For lack of better phrasing, the mantra about “happy cows produce better milk” holds true in this ZQ-approved, sheep scenario, too. Gus’ sheep roam so liberally, yet are watched over so carefully, that it’s as if the farmers and their herding dogs are just an invisible hand, gently guiding the precious animals toward the next pasture.
It’s all part of the “chess game” of farming and tending to the animals, describes Gus, and that also means adhering to the “Five Freedoms” of the ZQ Merino charter. Ensuring his sheep are “free” from thirst, discomfort, distress, disease and that they’re free to live naturally, Gus is able to help his sheep produce longer-lasting and softer merino fibers—traits that eventually turn into a better product for Mons Royale and the countless skiers across the globe wearing its apparel.
“It’s just kind of crazy that you know something that’s grown up on a farm—wool—ends up on a pro athletes’ back when [he or she] is doing crazy stuff,” says Acland. “When Gus watches a ski movie, he can pick out the guys and girls that are rocking Mons. Typically, farmers don’t have that connection.”
The two-way road of sourcing ethical Merino fibers and creating stylish, functional apparel fuses Gus and Mons Royale at the hip—without one there isn’t the other—and, almost serendipitously, skiing and farming have a similar, intertwined relationship.
“When you’re a skier, it gives you a global outlook,” explains Gus promptly, as if he’d thought about this connection before. “Even when you go skiing locally, you’re skiing with people from all over the world. As a skier, you’re a traveler as well; you’re always wanting to go to Japan, Europe or wherever.
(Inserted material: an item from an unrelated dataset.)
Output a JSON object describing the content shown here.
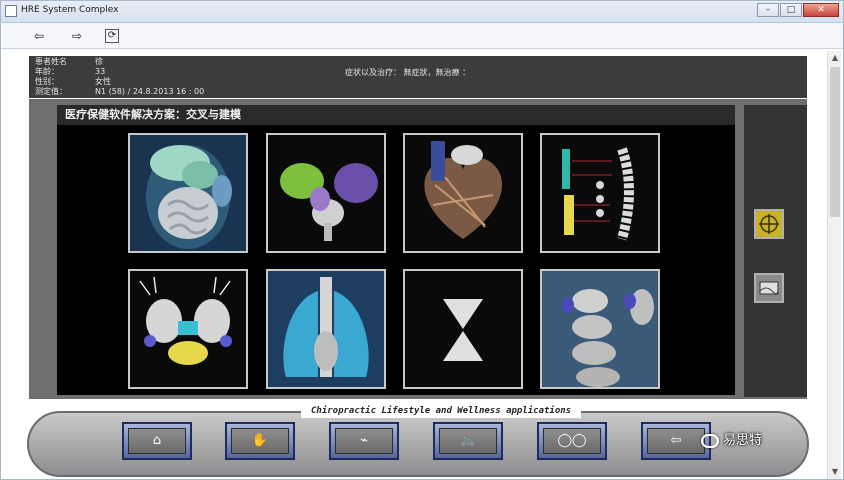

A lot of farmers become insular, you’re just working on your farm and you become involved in your own little universe. By being a skier, too, it broadens my outlook and makes me aware of how my farming fits into the world.”
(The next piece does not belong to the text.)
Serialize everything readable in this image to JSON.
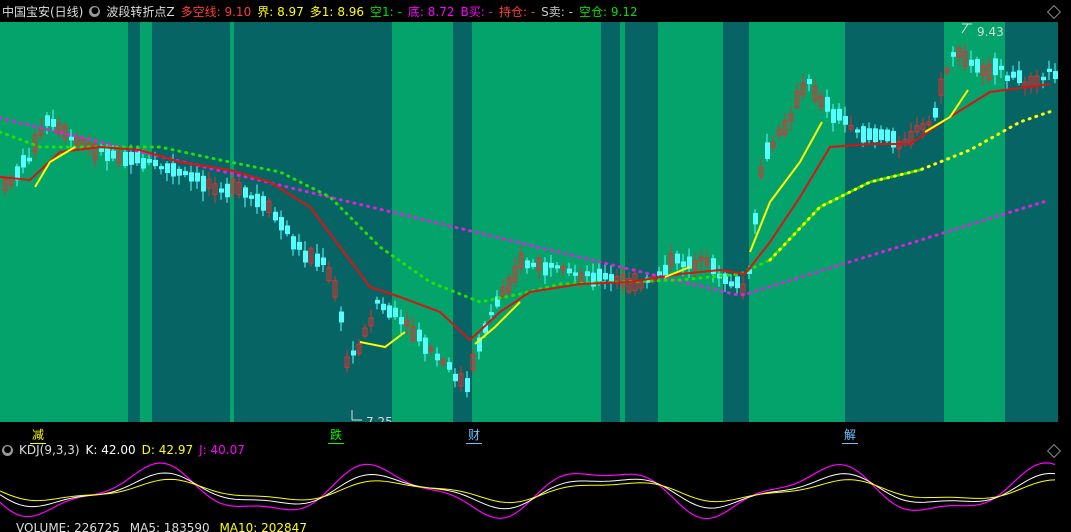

“In the same way, it takes someone with a really global view, someone living in a place like New York City, and it really grounds it back to the smaller community,” adds Acland.
In plain terms, Gus stands for farming in a new direction, one that connects the people buying the product to the individuals and brands who make it. A diehard skier, he also proves that there’s always a way to find time for the things we love in life—it’s just that sometimes you gotta feed the sheep before you take your turns. Working side-by-side, Mons Royale, Acland and the “Wool Guru,” Gus Rowley, are redefining what it means to source natural materials and tell the story of their origins.